Sexually transmitted diseases are also rife, as are teenage pregnancies.

On a past trip to another village, the ship's medics discovered one sickly girl was suffering from leukemia.

While the ship sets about treating the residents, some of the staff hand out simplified Bibles, to be colored in or taken apart as jigsaw puzzles, to the scores of children.

These are gifts from the charity that owns the vessel: the Brazilian Bible Society, the world's biggest publisher of the Christian book which sees spiritual health as much in need of help as physical wellbeing.

On both counts, the Amazon is a fertile region for the hospital ship's services.

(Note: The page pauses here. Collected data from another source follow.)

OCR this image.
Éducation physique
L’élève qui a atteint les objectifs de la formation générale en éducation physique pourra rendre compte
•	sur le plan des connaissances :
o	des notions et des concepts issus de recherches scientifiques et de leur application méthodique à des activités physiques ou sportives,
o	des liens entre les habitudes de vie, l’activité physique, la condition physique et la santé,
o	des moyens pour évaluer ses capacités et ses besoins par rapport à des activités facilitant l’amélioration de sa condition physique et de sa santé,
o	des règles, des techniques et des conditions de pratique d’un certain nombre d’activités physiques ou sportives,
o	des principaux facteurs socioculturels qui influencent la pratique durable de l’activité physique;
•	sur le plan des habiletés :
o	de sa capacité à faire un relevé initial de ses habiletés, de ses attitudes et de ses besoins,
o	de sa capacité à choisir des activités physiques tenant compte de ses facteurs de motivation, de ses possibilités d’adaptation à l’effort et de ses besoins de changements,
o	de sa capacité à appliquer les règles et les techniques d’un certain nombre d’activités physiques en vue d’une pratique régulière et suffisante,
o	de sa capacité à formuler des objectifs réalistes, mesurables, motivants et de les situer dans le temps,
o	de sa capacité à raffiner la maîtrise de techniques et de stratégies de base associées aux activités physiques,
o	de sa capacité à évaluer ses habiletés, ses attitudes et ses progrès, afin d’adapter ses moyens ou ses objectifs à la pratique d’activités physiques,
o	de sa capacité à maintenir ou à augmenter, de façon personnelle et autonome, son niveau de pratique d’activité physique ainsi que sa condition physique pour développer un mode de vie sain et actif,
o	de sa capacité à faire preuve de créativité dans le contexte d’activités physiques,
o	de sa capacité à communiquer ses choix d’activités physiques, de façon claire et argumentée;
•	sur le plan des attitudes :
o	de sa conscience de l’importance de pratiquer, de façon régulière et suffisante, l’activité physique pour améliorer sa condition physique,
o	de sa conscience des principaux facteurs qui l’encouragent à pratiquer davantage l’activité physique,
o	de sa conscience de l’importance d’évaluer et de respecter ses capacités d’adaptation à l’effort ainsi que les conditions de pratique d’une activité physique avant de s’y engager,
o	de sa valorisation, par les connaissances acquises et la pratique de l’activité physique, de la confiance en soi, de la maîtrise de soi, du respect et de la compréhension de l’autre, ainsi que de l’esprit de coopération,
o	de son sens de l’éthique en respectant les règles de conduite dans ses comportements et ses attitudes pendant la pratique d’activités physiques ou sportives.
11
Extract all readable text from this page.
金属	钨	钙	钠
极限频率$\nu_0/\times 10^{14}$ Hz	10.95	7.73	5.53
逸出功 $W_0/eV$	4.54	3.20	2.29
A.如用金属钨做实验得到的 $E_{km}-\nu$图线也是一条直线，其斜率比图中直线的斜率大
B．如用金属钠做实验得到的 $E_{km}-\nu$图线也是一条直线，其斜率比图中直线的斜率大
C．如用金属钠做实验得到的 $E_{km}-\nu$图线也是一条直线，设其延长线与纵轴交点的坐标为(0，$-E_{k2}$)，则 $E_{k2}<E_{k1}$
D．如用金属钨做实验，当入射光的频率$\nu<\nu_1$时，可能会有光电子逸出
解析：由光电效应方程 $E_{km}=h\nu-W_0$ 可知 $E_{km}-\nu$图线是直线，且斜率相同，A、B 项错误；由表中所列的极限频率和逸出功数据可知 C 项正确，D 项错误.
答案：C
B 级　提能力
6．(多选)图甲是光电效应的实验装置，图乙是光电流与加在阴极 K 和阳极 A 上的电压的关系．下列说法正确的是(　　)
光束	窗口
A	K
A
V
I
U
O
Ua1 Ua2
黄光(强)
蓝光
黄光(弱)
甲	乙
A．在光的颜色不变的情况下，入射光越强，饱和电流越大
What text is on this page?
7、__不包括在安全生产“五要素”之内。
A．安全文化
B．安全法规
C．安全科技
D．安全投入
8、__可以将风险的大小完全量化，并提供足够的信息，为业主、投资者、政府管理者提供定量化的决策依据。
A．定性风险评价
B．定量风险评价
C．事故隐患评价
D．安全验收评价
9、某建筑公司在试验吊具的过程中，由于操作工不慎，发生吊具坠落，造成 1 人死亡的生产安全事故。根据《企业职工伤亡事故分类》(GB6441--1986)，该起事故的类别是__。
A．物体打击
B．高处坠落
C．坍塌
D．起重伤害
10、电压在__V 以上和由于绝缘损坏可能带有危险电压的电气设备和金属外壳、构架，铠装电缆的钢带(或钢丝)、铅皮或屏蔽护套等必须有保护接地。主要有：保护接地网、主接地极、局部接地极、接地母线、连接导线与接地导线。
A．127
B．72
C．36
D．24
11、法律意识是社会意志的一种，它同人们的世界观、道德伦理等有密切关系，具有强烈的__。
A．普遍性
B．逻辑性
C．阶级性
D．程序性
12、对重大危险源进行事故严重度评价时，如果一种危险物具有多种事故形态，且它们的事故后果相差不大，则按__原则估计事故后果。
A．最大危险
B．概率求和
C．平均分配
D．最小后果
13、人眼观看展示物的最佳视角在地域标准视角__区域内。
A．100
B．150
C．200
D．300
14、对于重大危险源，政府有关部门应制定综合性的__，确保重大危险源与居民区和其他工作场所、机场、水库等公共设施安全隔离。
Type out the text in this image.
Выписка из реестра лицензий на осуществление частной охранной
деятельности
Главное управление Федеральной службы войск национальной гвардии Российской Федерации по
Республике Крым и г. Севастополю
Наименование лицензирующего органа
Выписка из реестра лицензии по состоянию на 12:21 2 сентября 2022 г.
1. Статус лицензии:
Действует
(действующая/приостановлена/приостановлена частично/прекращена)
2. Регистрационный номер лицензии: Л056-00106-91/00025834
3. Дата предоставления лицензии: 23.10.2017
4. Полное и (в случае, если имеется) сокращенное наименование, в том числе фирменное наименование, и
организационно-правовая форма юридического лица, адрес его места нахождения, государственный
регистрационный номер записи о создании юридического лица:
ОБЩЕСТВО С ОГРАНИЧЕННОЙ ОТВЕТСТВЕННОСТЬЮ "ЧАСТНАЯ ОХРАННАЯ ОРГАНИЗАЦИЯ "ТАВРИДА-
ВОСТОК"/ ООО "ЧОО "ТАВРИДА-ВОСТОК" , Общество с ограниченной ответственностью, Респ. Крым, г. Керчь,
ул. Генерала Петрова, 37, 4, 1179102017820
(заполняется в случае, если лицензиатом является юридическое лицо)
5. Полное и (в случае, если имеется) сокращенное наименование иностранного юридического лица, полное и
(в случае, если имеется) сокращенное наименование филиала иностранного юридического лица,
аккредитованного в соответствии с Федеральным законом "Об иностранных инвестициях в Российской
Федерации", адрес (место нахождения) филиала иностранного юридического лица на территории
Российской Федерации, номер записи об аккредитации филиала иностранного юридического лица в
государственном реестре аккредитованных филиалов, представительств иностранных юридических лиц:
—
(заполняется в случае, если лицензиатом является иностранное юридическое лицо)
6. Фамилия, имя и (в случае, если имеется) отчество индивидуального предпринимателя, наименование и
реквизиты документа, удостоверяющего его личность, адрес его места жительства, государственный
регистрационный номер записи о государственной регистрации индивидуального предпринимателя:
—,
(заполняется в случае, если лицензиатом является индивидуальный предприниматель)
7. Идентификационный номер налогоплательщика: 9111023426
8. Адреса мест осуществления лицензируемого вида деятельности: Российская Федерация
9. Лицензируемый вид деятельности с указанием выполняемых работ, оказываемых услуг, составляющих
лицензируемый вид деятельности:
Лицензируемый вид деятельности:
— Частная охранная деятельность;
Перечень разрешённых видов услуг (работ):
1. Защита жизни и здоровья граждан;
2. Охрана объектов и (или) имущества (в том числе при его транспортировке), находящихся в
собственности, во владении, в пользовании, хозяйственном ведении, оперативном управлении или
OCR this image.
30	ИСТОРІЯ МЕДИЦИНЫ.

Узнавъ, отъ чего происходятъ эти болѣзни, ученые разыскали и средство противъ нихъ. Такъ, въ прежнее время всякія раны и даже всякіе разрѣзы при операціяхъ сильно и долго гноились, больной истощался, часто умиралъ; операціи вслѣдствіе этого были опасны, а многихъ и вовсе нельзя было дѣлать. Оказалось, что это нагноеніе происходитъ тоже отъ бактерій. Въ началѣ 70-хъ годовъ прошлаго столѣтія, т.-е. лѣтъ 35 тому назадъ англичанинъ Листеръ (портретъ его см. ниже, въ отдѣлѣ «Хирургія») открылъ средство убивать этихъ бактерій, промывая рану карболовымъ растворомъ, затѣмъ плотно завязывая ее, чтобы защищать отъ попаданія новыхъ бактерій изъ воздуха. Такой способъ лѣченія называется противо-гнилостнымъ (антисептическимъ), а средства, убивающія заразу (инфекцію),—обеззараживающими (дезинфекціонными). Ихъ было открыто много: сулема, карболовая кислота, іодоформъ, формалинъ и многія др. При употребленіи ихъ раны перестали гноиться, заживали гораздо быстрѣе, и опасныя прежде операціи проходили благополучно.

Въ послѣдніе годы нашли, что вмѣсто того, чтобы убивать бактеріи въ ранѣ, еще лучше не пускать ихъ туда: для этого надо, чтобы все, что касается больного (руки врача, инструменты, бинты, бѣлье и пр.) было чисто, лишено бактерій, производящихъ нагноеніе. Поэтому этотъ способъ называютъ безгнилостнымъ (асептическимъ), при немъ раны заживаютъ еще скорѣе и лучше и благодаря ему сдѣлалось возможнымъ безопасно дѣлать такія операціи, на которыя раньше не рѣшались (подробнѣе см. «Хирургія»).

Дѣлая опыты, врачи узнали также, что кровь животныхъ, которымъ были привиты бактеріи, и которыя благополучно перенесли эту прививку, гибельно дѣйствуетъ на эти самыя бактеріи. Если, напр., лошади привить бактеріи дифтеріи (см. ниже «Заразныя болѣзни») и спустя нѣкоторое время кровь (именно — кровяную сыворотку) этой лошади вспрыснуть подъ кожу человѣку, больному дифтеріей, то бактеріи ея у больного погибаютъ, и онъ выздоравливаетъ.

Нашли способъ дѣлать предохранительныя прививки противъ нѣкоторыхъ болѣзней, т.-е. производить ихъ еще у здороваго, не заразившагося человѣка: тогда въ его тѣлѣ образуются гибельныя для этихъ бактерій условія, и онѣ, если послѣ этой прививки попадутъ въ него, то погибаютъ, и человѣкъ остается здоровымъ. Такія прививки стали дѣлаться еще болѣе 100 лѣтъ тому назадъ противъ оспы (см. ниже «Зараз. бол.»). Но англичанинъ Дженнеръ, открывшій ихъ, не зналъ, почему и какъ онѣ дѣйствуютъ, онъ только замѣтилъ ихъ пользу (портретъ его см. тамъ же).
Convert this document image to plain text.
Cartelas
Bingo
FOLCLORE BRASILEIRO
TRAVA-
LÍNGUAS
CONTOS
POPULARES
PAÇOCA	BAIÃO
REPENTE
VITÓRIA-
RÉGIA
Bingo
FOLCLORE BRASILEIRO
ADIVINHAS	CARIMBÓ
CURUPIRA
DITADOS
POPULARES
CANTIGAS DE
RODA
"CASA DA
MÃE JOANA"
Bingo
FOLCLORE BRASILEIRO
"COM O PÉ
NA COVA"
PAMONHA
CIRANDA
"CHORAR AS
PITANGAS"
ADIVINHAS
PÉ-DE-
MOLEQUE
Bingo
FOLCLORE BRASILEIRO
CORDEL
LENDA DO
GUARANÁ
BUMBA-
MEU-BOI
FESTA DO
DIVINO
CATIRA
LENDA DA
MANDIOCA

The impoverished communities which live in isolation, relying on the rivers as the only practicable pathways through the jungle, are grateful for the medical aid they would never otherwise see, and the literacy boost provided by the Bibles.

Acyr Degerone Junior, in charge of the ship's program, says the idea is "to treat people who don't have medical access, who can't get to a town, who don't have that option."

He won't be drawn, though, on whether the fact that the ship fulfils a need means that public authorities are not doing enough to care for the communities.

"The program is concerned more with giving an option to these people, than us thinking about whether we see an absence of public services in these areas," he said.

After a two-day stop on Mocajuba Island, the hospital ship slips its moorings and heads out into the river, back to Belem for restocking and to change its team of volunteers.

It will be a brief return to civilization before returning to the jungle waterways, on yet another of its thrice-weekly trips.